Is serialization the way to go? Is there a more realistic way to do this? Does anyone have any experience with this sort of thing? Perhaps we can build a javascript class that is the same as the byte array class in AS?
I'm not sure why you would want to use Javascript here. Anyway, the string you pasted looks like the beginning of a JPG header. The problem is that a JPG will for sure contain NULs (characters with 0 as its value). This will most likely truncate the string (as it seems to be the case with the sample you posted). If you want to "stringify" the JPG, the standard approach is encoding it as Base 64.
If you want to persist data locally, however, there's a way to do it in Flash. It's simple, but it has some limitations.

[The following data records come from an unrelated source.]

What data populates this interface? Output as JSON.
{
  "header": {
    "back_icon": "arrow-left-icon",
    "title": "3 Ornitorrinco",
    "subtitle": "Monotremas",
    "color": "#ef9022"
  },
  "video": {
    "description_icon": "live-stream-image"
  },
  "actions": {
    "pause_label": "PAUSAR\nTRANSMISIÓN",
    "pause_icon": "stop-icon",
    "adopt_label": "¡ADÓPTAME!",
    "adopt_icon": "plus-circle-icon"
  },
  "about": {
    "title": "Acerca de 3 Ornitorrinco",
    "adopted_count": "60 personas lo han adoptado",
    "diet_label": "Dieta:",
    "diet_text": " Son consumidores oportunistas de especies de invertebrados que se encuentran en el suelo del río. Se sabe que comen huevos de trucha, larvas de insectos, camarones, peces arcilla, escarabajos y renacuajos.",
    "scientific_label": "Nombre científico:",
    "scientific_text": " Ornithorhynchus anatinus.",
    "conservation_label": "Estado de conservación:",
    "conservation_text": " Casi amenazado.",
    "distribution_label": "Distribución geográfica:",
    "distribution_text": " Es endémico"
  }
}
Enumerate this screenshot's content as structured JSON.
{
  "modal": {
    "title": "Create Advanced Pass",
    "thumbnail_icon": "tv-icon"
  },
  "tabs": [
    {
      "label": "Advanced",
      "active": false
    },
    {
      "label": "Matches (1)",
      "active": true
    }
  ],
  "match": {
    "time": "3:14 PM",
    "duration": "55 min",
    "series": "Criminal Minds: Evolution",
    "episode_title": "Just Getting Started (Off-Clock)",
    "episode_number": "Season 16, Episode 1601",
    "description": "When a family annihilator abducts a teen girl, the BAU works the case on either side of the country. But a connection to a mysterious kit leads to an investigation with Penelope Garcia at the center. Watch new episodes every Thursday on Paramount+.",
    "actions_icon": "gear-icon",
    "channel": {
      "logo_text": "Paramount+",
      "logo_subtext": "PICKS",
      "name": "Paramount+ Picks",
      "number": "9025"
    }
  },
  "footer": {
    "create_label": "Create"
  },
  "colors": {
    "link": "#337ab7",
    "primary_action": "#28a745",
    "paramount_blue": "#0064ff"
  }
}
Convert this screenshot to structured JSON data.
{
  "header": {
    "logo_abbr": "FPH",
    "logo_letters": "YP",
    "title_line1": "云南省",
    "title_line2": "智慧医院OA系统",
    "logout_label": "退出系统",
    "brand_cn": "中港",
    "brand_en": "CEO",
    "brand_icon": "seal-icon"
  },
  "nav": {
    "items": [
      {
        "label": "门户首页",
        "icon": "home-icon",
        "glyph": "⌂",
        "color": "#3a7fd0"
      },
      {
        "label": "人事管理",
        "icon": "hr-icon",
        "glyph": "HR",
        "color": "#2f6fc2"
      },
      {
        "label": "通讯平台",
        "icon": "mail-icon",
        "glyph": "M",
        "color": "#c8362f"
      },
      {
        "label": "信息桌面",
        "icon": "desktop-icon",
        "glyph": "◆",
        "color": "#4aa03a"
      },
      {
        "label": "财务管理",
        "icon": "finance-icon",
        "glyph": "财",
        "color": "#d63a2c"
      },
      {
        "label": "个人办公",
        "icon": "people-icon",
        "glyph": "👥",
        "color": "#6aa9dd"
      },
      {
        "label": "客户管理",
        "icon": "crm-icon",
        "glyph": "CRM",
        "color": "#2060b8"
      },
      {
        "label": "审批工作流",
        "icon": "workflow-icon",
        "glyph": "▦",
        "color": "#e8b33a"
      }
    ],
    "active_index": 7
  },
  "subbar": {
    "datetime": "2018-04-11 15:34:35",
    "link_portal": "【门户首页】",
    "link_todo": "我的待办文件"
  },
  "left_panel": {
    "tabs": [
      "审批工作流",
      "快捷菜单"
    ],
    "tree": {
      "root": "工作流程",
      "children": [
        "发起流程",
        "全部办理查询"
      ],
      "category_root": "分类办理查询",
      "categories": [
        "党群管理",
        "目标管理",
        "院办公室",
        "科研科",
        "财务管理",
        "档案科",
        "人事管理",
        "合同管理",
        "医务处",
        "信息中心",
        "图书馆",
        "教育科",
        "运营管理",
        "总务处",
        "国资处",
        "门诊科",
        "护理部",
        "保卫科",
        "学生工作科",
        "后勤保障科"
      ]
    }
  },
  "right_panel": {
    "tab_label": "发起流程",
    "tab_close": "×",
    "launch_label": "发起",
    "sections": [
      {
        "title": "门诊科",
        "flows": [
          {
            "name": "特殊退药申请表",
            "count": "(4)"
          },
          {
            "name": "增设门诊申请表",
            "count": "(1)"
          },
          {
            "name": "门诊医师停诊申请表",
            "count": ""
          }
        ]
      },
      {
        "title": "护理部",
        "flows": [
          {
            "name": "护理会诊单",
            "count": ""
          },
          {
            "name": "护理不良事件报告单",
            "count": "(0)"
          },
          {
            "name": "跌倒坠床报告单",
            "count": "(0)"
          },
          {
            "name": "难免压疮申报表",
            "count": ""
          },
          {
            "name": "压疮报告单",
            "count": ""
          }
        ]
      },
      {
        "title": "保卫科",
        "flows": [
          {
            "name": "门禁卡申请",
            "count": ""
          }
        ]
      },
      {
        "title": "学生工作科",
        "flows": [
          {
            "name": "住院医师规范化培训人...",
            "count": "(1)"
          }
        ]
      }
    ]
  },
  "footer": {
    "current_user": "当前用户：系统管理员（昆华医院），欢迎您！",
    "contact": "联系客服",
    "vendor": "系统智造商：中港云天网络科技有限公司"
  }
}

You can use a local Shared Object for this. By default, there's a 100 Kb limit, which is rather inadequate for image files; you could ask the user to allot more space to your app, though. In any case, I'd try to store the image as JPG, not the raw pixels, since the difference in size is very significative.
Shared Objects will handle serialization / deserialization for you transparently. There are some caveats: not every object can really be serialized; for starters, it has to have a parameterless constructor; DisplayObjects such as Sprites, MovieClips, etc, won't work. It's possible to serialize a ByteArray, however, so you could save your JPGs locally (if the user allows for the extra space). You should use AMF3 as the encoding scheme (which is the default, I think); also, you should map the class you're serializing with registerClassAlias to preserve the type of serialized the object (otherwise it will be treated as an Object object). You only need to do it once in the app life cycle, but it must be done before any read / write to the Shared Object.
Something along the lines of:
registerClassAlias("flash.utils.ByteArray",ByteArray);
I'd use Shared Objects rather than Javascript. Just keep in mind that you'll most likely have to ask the user to give you more space for storing the images (which seems reasonable enough if you're allowing them to work offline), and that the user could delete the data at any time (just like he could delete their browser's cookies).
Edit
I realize I didn't really pay much attention the "we have chosen Gears to do so" part of your question.
In that case, you could give the base 64 approach a try to pass the data to JS. From the Actionscript side it's easy (grab one of the many available Base64 encoders/decoders out there), and I assume the Gear's API must have an encoder / decoder available already (or at least it shouldn't be hard to find one). At that point you'll probably have to turn that into a Blob and store it to disk (maybe using the BlobAPI, but I'm not sure as I don't have experience with Gears).